I am using the following configuration:

Two desktop computers communicating trough a wireless network (ad-hock) (Cards: Gigabyte GN-WPKG).

In one of the computers it is also installed another wireless card (D-link g520+) with an external antenna. This card is connecting me to the Internet (distant accesspoint)

Problem:

The ad-hock (peer-to-peer) communication between my two computers seems to work fine when my Internet connection is disabled. However, when I connect to Internet trough the D-link, the ad-hock communication fails. The ad-hock is WEP encrypted on channal 3, while the external communication is trough VPN on channal 1 or 11 (depends on link quality...).
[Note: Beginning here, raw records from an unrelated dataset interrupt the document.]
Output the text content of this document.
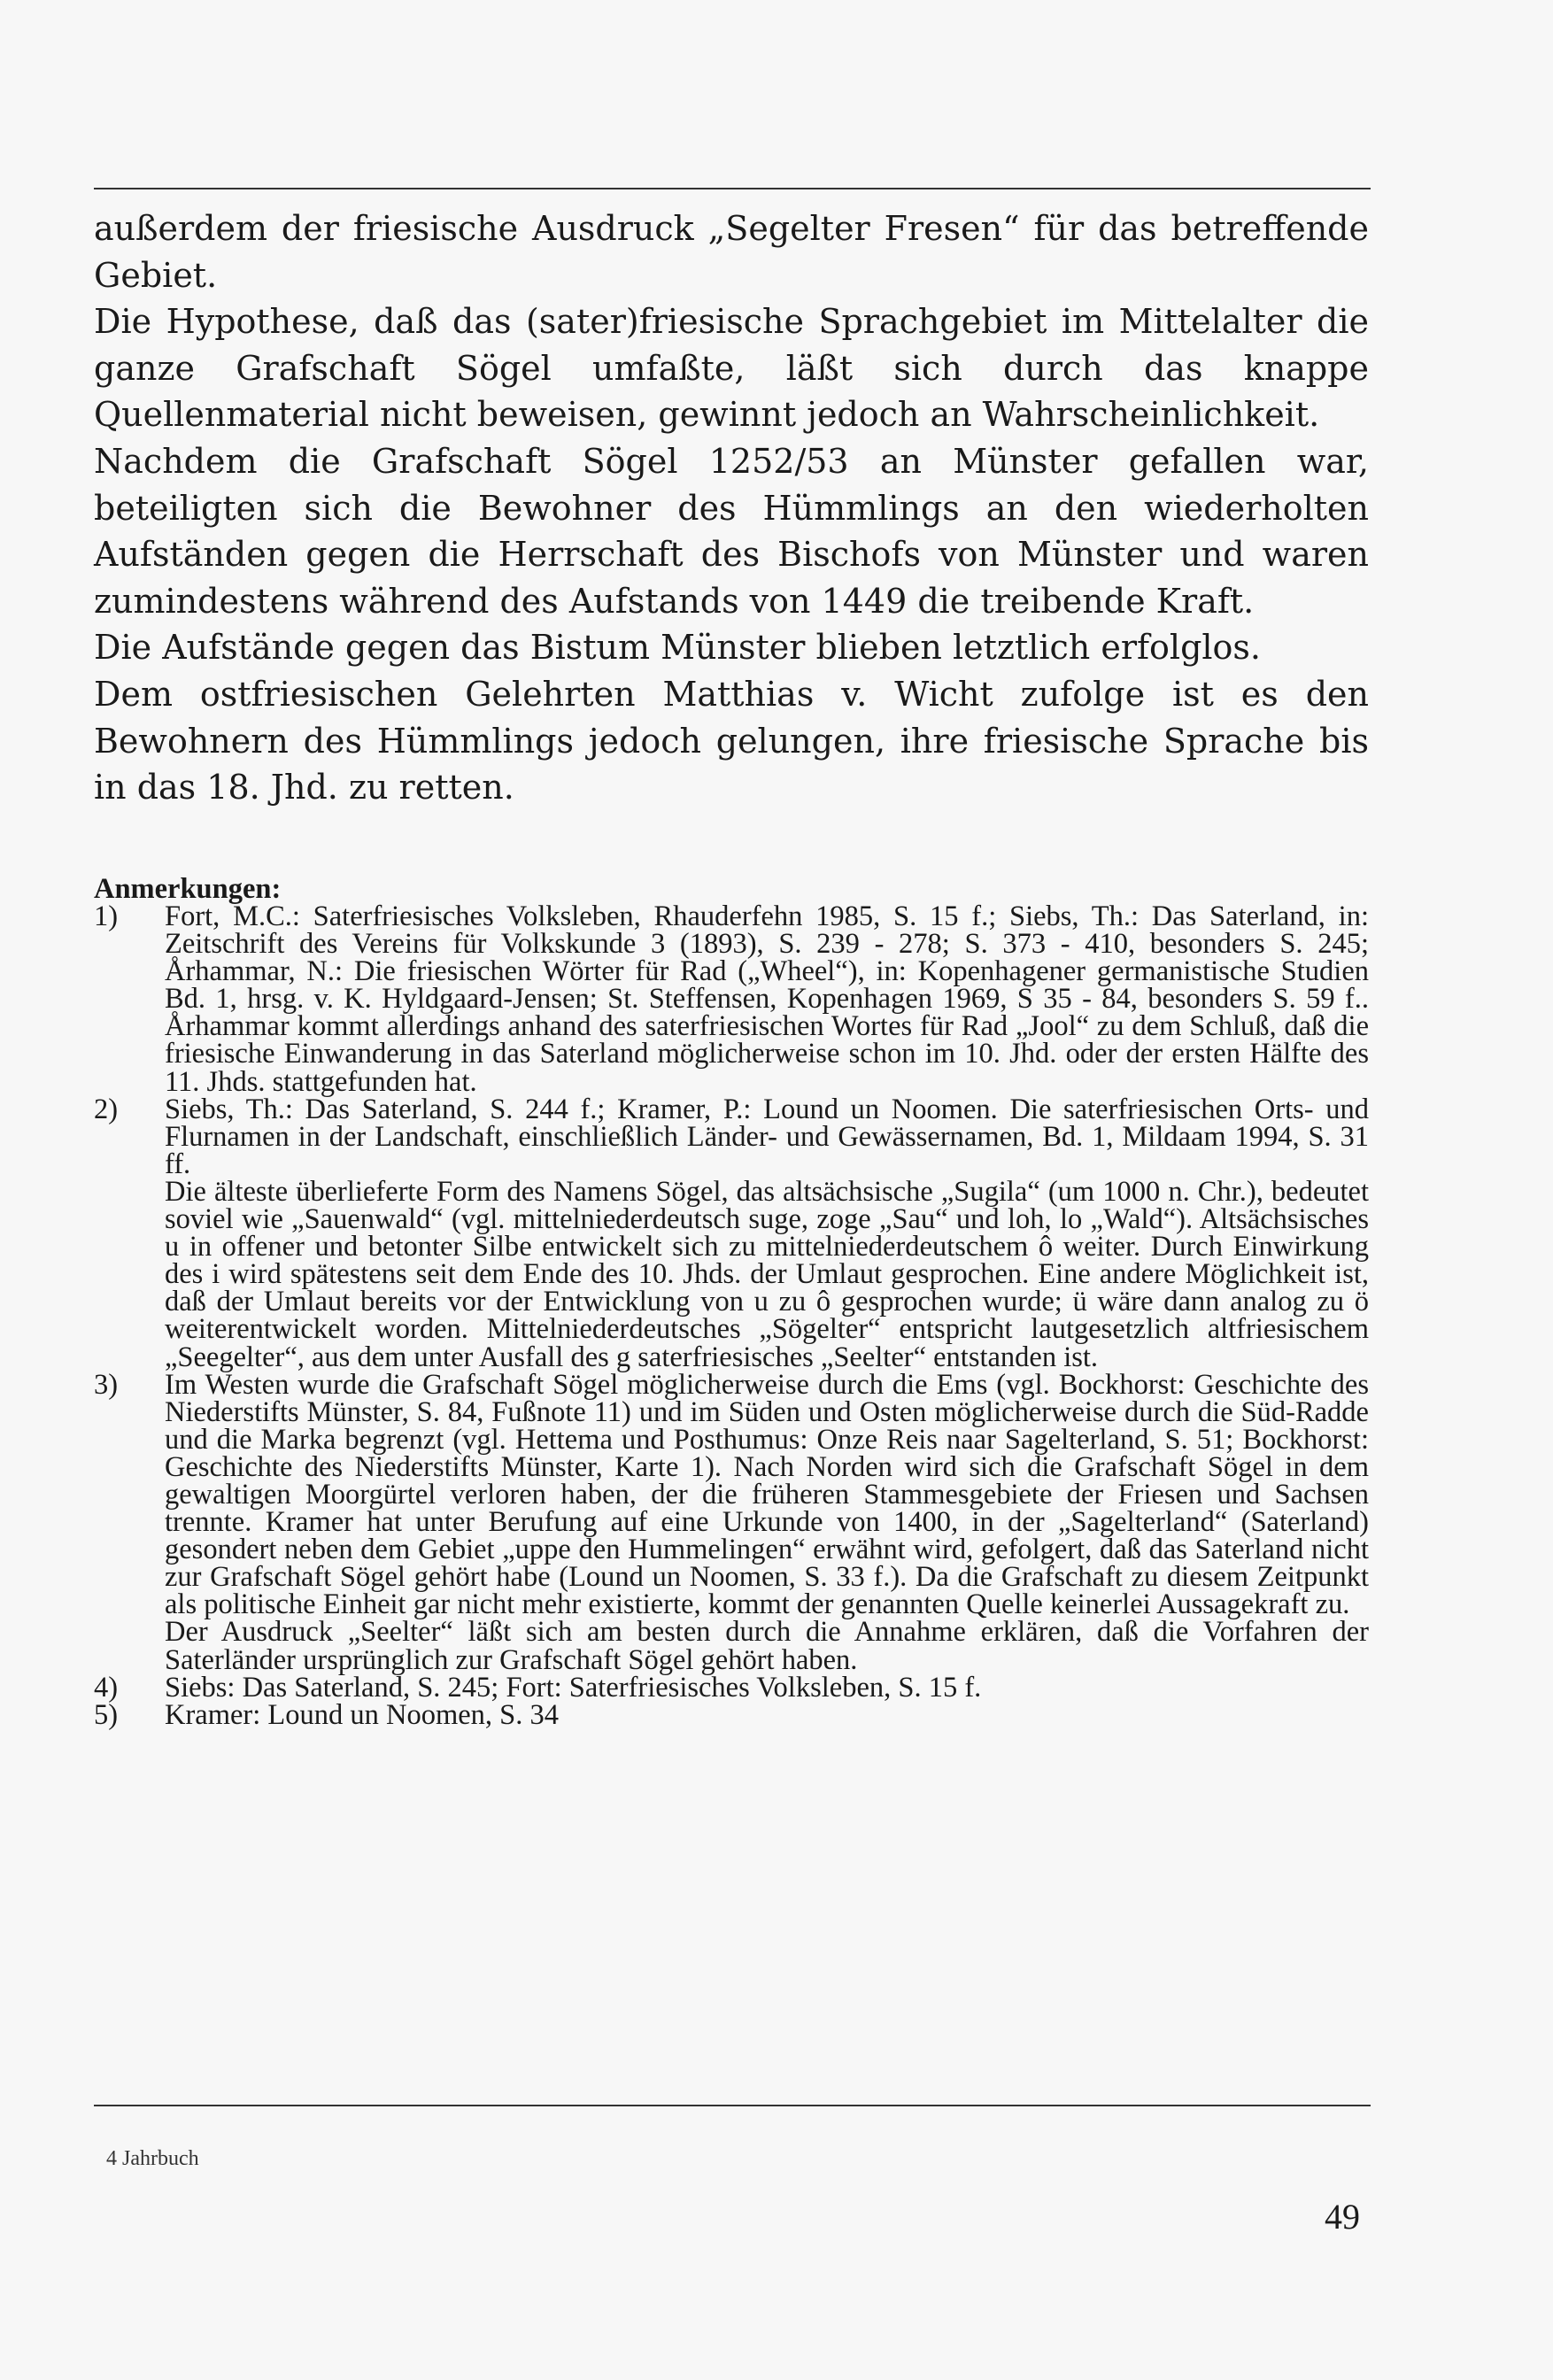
außerdem der friesische Ausdruck „Segelter Fresen“ für das betreffende Gebiet.

Die Hypothese, daß das (sater)friesische Sprachgebiet im Mittelalter die ganze Grafschaft Sögel umfaßte, läßt sich durch das knappe Quellenmaterial nicht beweisen, gewinnt jedoch an Wahrscheinlichkeit.

Nachdem die Grafschaft Sögel 1252/53 an Münster gefallen war, beteiligten sich die Bewohner des Hümmlings an den wiederholten Aufständen gegen die Herrschaft des Bischofs von Münster und waren zumindestens während des Aufstands von 1449 die treibende Kraft.

Die Aufstände gegen das Bistum Münster blieben letztlich erfolglos.

Dem ostfriesischen Gelehrten Matthias v. Wicht zufolge ist es den Bewohnern des Hümmlings jedoch gelungen, ihre friesische Sprache bis in das 18. Jhd. zu retten.

Anmerkungen:
1)	Fort, M.C.: Saterfriesisches Volksleben, Rhauderfehn 1985, S. 15 f.; Siebs, Th.: Das Saterland, in: Zeitschrift des Vereins für Volkskunde 3 (1893), S. 239 - 278; S. 373 - 410, besonders S. 245; Århammar, N.: Die friesischen Wörter für Rad („Wheel“), in: Kopenhagener germanistische Studien Bd. 1, hrsg. v. K. Hyldgaard-Jensen; St. Steffensen, Kopenhagen 1969, S 35 - 84, besonders S. 59 f.. Århammar kommt allerdings anhand des saterfriesischen Wortes für Rad „Jool“ zu dem Schluß, daß die friesische Einwanderung in das Saterland möglicherweise schon im 10. Jhd. oder der ersten Hälfte des 11. Jhds. stattgefunden hat.

2)	Siebs, Th.: Das Saterland, S. 244 f.; Kramer, P.: Lound un Noomen. Die saterfriesischen Orts- und Flurnamen in der Landschaft, einschließlich Länder- und Gewässernamen, Bd. 1, Mildaam 1994, S. 31 ff.

Die älteste überlieferte Form des Namens Sögel, das altsächsische „Sugila“ (um 1000 n. Chr.), bedeutet soviel wie „Sauenwald“ (vgl. mittelniederdeutsch suge, zoge „Sau“ und loh, lo „Wald“). Altsächsisches u in offener und betonter Silbe entwickelt sich zu mittelniederdeutschem ô weiter. Durch Einwirkung des i wird spätestens seit dem Ende des 10. Jhds. der Umlaut gesprochen. Eine andere Möglichkeit ist, daß der Umlaut bereits vor der Entwicklung von u zu ô gesprochen wurde; ü wäre dann analog zu ö weiterentwickelt worden. Mittelniederdeutsches „Sögelter“ entspricht lautgesetzlich altfriesischem „Seegelter“, aus dem unter Ausfall des g saterfriesisches „Seelter“ entstanden ist.

3)	Im Westen wurde die Grafschaft Sögel möglicherweise durch die Ems (vgl. Bockhorst: Geschichte des Niederstifts Münster, S. 84, Fußnote 11) und im Süden und Osten möglicherweise durch die Süd-Radde und die Marka begrenzt (vgl. Hettema und Posthumus: Onze Reis naar Sagelterland, S. 51; Bockhorst: Geschichte des Niederstifts Münster, Karte 1). Nach Norden wird sich die Grafschaft Sögel in dem gewaltigen Moorgürtel verloren haben, der die früheren Stammesgebiete der Friesen und Sachsen trennte. Kramer hat unter Berufung auf eine Urkunde von 1400, in der „Sagelterland“ (Saterland) gesondert neben dem Gebiet „uppe den Hummelingen“ erwähnt wird, gefolgert, daß das Saterland nicht zur Grafschaft Sögel gehört habe (Lound un Noomen, S. 33 f.). Da die Grafschaft zu diesem Zeitpunkt als politische Einheit gar nicht mehr existierte, kommt der genannten Quelle keinerlei Aussagekraft zu.

Der Ausdruck „Seelter“ läßt sich am besten durch die Annahme erklären, daß die Vorfahren der Saterländer ursprünglich zur Grafschaft Sögel gehört haben.

4)	Siebs: Das Saterland, S. 245; Fort: Saterfriesisches Volksleben, S. 15 f.

5)	Kramer: Lound un Noomen, S. 34

4 Jahrbuch
49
Any suggestion on wath I can do to run both networks at the same time?

terjem

Reply to
Terje Midtbø

Thank you for your answer. This evening I have done some more research, and it sems like my local peer-to-peer network goes down the moment my VPN connection is established. When close down the VPN my local network is OK again. I have tried to generate some network activity without the VPN, and it does'nt seme to influence on my local network.

Any suggestion on what I can do?

terjem

Jeff Liebermann wrote:

Reply to
Terje Midtbø

Several possibilities.

  1. Your routes change when you connect to the VPN. Run: route print before and after connecting to the VPN. See where your local packets are going. Post both results and we can help. While you're at it, kindly disclose what operating system you're using, what version, what VPN client, what version, what wireless service you're using, IP address assignments, and anything else that might seem useful.
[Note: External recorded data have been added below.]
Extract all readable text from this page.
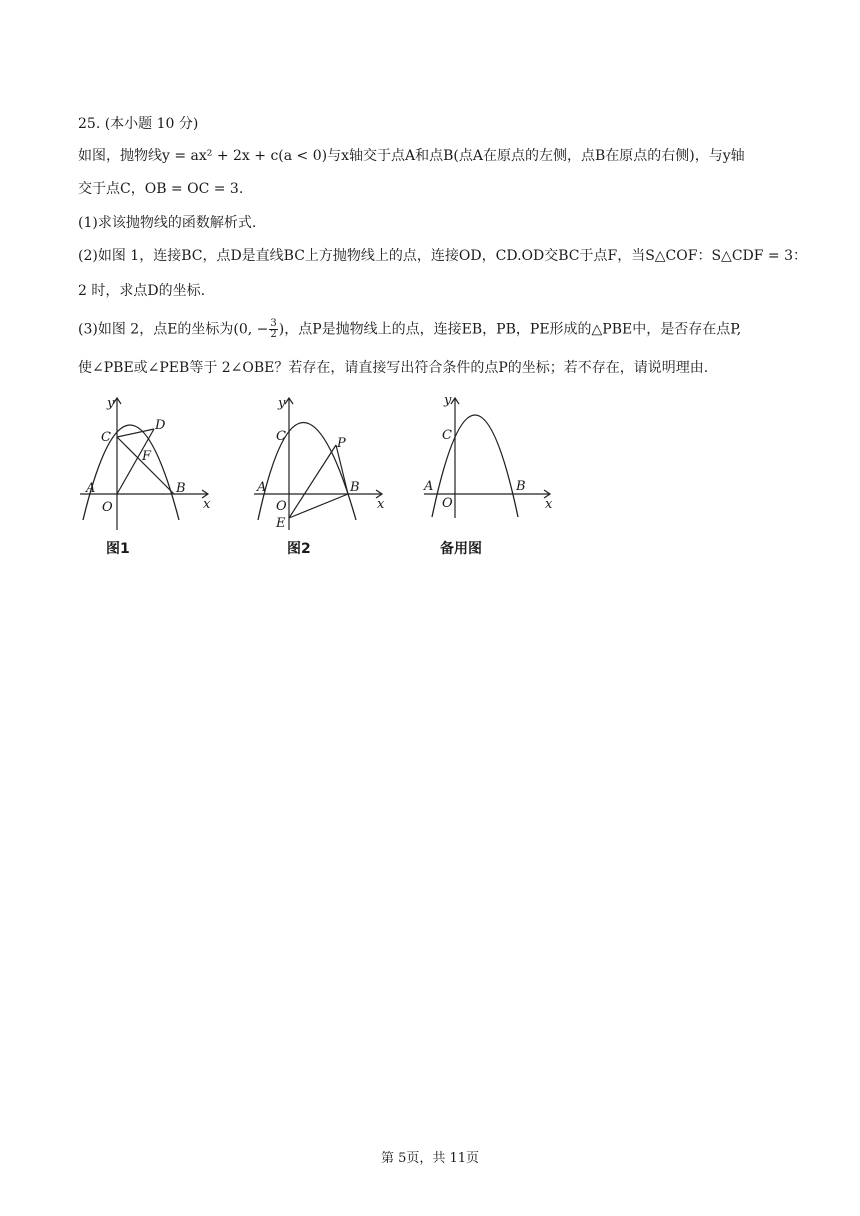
25. (本小题 10 分)
如图，抛物线y = ax² + 2x + c(a < 0)与x轴交于点A和点B(点A在原点的左侧，点B在原点的右侧)，与y轴
交于点C，OB = OC = 3.
(1)求该抛物线的函数解析式.
(2)如图 1，连接BC，点D是直线BC上方抛物线上的点，连接OD，CD.OD交BC于点F，当S△COF：S△CDF = 3：
2 时，求点D的坐标.
(3)如图 2，点E的坐标为(0, − $\frac{3}{2}$ )，点P是抛物线上的点，连接EB，PB，PE形成的△PBE中，是否存在点P,
使∠PBE或∠PEB等于 2∠OBE？若存在，请直接写出符合条件的点P的坐标；若不存在，请说明理由.
y
x
A
O
B
C
D
F
图1
y
x
A
O
B
C	P
E
图2
y
x
A
O
B
C
备用图
第 5页，共 11页
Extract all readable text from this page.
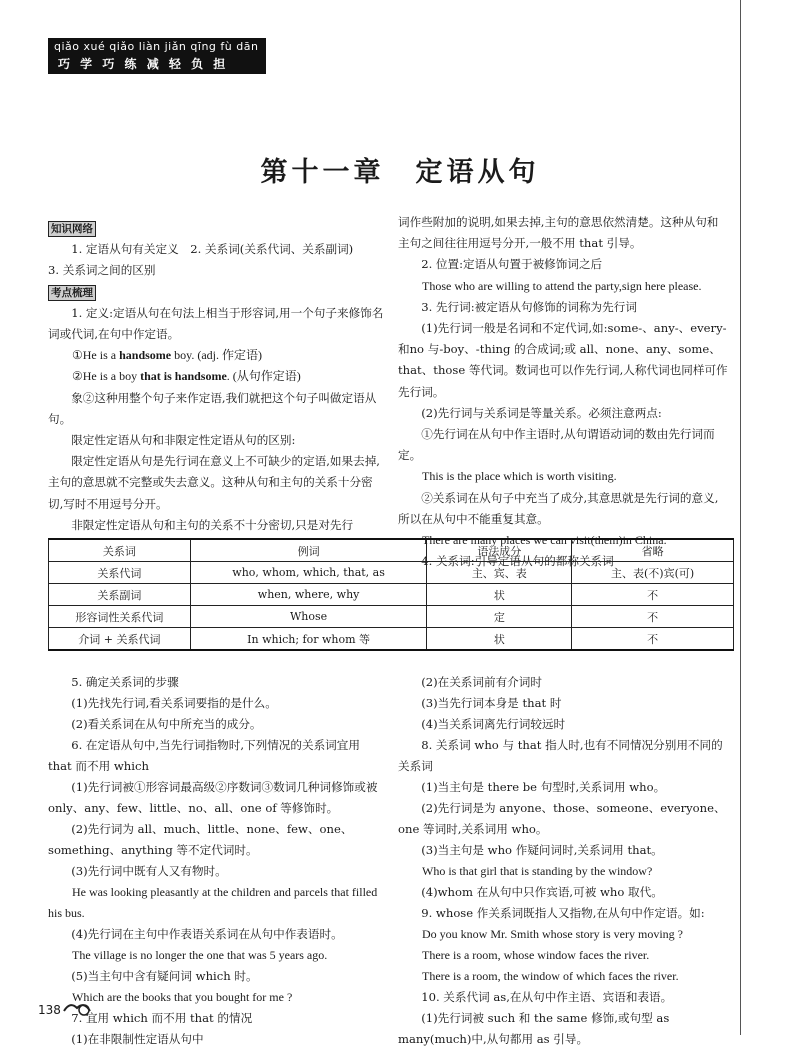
qiǎo xué qiǎo liàn jiǎn qīng fù dān
巧 学 巧 练 减 轻 负 担
第十一章　定语从句
知识网络

1. 定语从句有关定义　2. 关系词(关系代词、关系副词)

3. 关系词之间的区别

考点梳理

1. 定义:定语从句在句法上相当于形容词,用一个句子来修饰名词或代词,在句中作定语。

①He is a handsome boy. (adj. 作定语)

②He is a boy that is handsome. (从句作定语)

象②这种用整个句子来作定语,我们就把这个句子叫做定语从句。

限定性定语从句和非限定性定语从句的区别:

限定性定语从句是先行词在意义上不可缺少的定语,如果去掉,主句的意思就不完整或失去意义。这种从句和主句的关系十分密切,写时不用逗号分开。

非限定性定语从句和主句的关系不十分密切,只是对先行

词作些附加的说明,如果去掉,主句的意思依然清楚。这种从句和主句之间往往用逗号分开,一般不用 that 引导。

2. 位置:定语从句置于被修饰词之后

Those who are willing to attend the party,sign here please.

3. 先行词:被定语从句修饰的词称为先行词

(1)先行词一般是名词和不定代词,如:some-、any-、every-和no 与-boy、-thing 的合成词;或 all、none、any、some、that、those 等代词。数词也可以作先行词,人称代词也同样可作先行词。

(2)先行词与关系词是等量关系。必须注意两点:

①先行词在从句中作主语时,从句谓语动词的数由先行词而定。

This is the place which is worth visiting.

②关系词在从句子中充当了成分,其意思就是先行词的意义,所以在从句中不能重复其意。

There are many places we can visit(them)in China.

4. 关系词:引导定语从句的都称关系词

关系词	例词	语法成分	省略
关系代词	who, whom, which, that, as	主、宾、表	主、表(不)宾(可)
关系副词	when, where, why	状	不
形容词性关系代词	Whose	定	不
介词 + 关系代词	In which; for whom 等	状	不

5. 确定关系词的步骤

(1)先找先行词,看关系词要指的是什么。

(2)看关系词在从句中所充当的成分。

6. 在定语从句中,当先行词指物时,下列情况的关系词宜用 that 而不用 which

(1)先行词被①形容词最高级②序数词③数词几种词修饰或被 only、any、few、little、no、all、one of 等修饰时。

(2)先行词为 all、much、little、none、few、one、something、anything 等不定代词时。

(3)先行词中既有人又有物时。

He was looking pleasantly at the children and parcels that filled his bus.

(4)先行词在主句中作表语关系词在从句中作表语时。

The village is no longer the one that was 5 years ago.

(5)当主句中含有疑问词 which 时。

Which are the books that you bought for me ?

7. 宜用 which 而不用 that 的情况

(1)在非限制性定语从句中

(2)在关系词前有介词时

(3)当先行词本身是 that 时

(4)当关系词离先行词较远时

8. 关系词 who 与 that 指人时,也有不同情况分别用不同的关系词

(1)当主句是 there be 句型时,关系词用 who。

(2)先行词是为 anyone、those、someone、everyone、one 等词时,关系词用 who。

(3)当主句是 who 作疑问词时,关系词用 that。

Who is that girl that is standing by the window?

(4)whom 在从句中只作宾语,可被 who 取代。

9. whose 作关系词既指人又指物,在从句中作定语。如:

Do you know Mr. Smith whose story is very moving ?

There is a room, whose window faces the river.

There is a room, the window of which faces the river.

10. 关系代词 as,在从句中作主语、宾语和表语。

(1)先行词被 such 和 the same 修饰,或句型 as many(much)中,从句都用 as 引导。

138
  1. You configured your ad-hoc network to be the same as the VPN IP block. If your VPN delivers an IP address as 192.168.22.xxx from its IP address pool, then you should NOT use 192.168.22.xxx for the ad-hoc network. The 192.168.xxx.xxx is fine, but don't re-use

192.168.22.xxx. Depending on the client and/or OS, your routing will be a mess. Run: ipconfig /all | more to see what IP addresses are assigned to which interfaces.

  1. Isolating the VPN traffic from the rest of the network is a security feature of many VPN clients. For example, the Boigo wireless client disconnects the user from anything outside the VPN address space. This is normally a good thing as it protects against client to client hacking and worm distribution. In a host spot environment, there's also no reason to connect to other nearby clients.

Methinks #3 is the most likely, especially if you're using Boingo.